Erkältung: Im Alltag

Bei Erkältung Sport machen?

© PantherMedia / Dmitriy Shironosov

Eine Erkältung (grippaler Infekt, österreichisch Verkühlung) ist in der Regel nicht gefährlich. Um Komplikationen zu vermeiden, sollte jedoch in bestimmten Situationen auf zusätzliche Risikofaktoren verzichtet werden. Dazu zählt in jedem Fall die sportliche Betätigung.

Was bei einer Erkältung im Körper passiert, warum Sport gefährlich sein kann, und wann er noch möglich ist, soll im Folgenden erklärt werden.

Medizinische Fakten

Bei einer Erkältung kommt es zu einer Entzündung der oberen Atemwege. Dabei treten Symptome wie Schnupfen (Rhinitis), Husten (Tussis), Halsschmerzen und eventuell leichtes Fieber (Pyrexie) auf. Während einer Erkältung sollte auf Sport verzichtet werden. Auch Sport lässt Entzündungsprozesse ablaufen und kann so zu einer Verschlechterung der Symptomatik führen.[1] Zudem muss der Körper all seine Energie auf den Genesungsprozess konzentrieren.

Nach einer Erkältung sollte nur langsam wieder mit dem Sport begonnen werden.[2] Dabei ist es gut, im niedrigen Pulsbereich anzufangen und den Belastungspuls nur langsam wieder zu steigern. Extreme Ausdauerleistungen und Spitzensport sollte erst zwei bis drei Wochen nach einer Erkältung wieder mit voller Intensität betrieben werden. Besteht nur ein kleiner Schnupfen, ist gegen leichte sportliche Aktivität nichts einzuwenden.

Wirkungsweise (Biologischer Zusammenhang)

Eine Erkältung führt in der Regel zu einem Entzündungsprozess in den oberen Atemwegen. Dieser wird durch Viren oder Bakterien hervorgerufen, die Krankheitserreger befallen die Schleimhäute und zerstören Zellen. Durch diese Entzündungsprozesse wird das Immunsystem aktiviert. Es produziert daraufhin sogenannte Antikörper gegen die Krankheitserreger. Dazu benötigt es Nährstoffe und Energie.[3]
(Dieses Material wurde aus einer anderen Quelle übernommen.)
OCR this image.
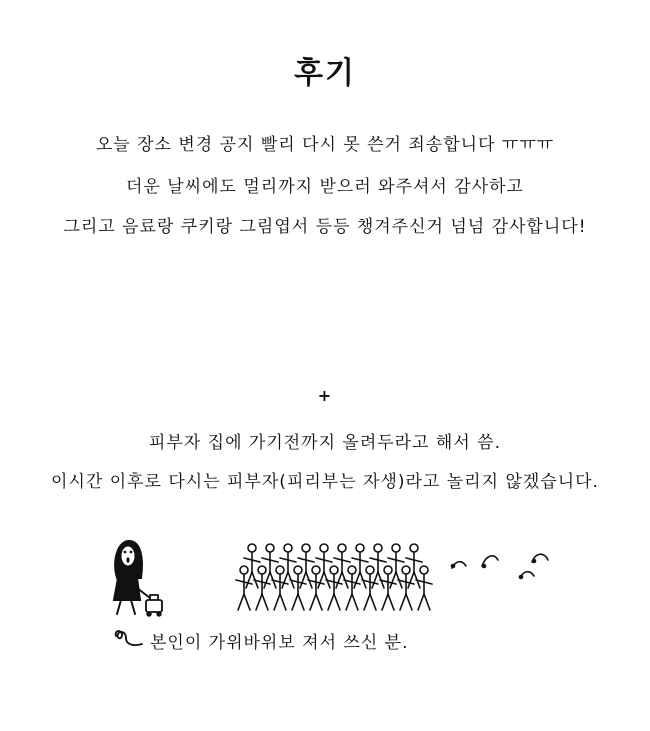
후기
오늘 장소 변경 공지 빨리 다시 못 쓴거 죄송합니다 ㅠㅠㅠ
더운 날씨에도 멀리까지 받으러 와주셔서 감사하고
그리고 음료랑 쿠키랑 그림엽서 등등 챙겨주신거 넘넘 감사합니다!
+
피부자 집에 가기전까지 올려두라고 해서 씀.
이시간 이후로 다시는 피부자(피리부는 자생)라고 놀리지 않겠습니다.
본인이 가위바위보 져서 쓰신 분.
Sport bedeutet eine zusätzliche Belastung für den Organismus. Auch hierfür wird Energie benötigt. Um diese Energie zu beschaffen, wird die Funktion des Immunsystems eingeschränkt. Krankheitserreger könne sich so schneller im Körper ausbreiten und weniger schnell bekämpft werden.

Risiken

Das größte Risiko bei einer Erkältung besteht darin, dass sichKrankheitserreger weiter im Körper ausbreiten und dabei andere Organe befallen. Im schlimmsten Fall kann es zu folgenden Krankheitsbildern kommen:

  • Entzündung der Bronchien (Bronchitis)
  • Entzündung der Lunge (Pneumonie)
  • Entzündung des Herzmuskels (Myokarditis)

Bei einer Herzmuskelentzündung kann es zu Herzrhythmusstörungen und schließlich zu einem Herzstillstand kommen.

Außerdem kann es auch zu einer zusätzlichen bakteriellen Infektion kommen. Eine bakterielle Infektion geht meist mit schwereren Symptomen einher und hält länger an als eine virale Infektion.[4]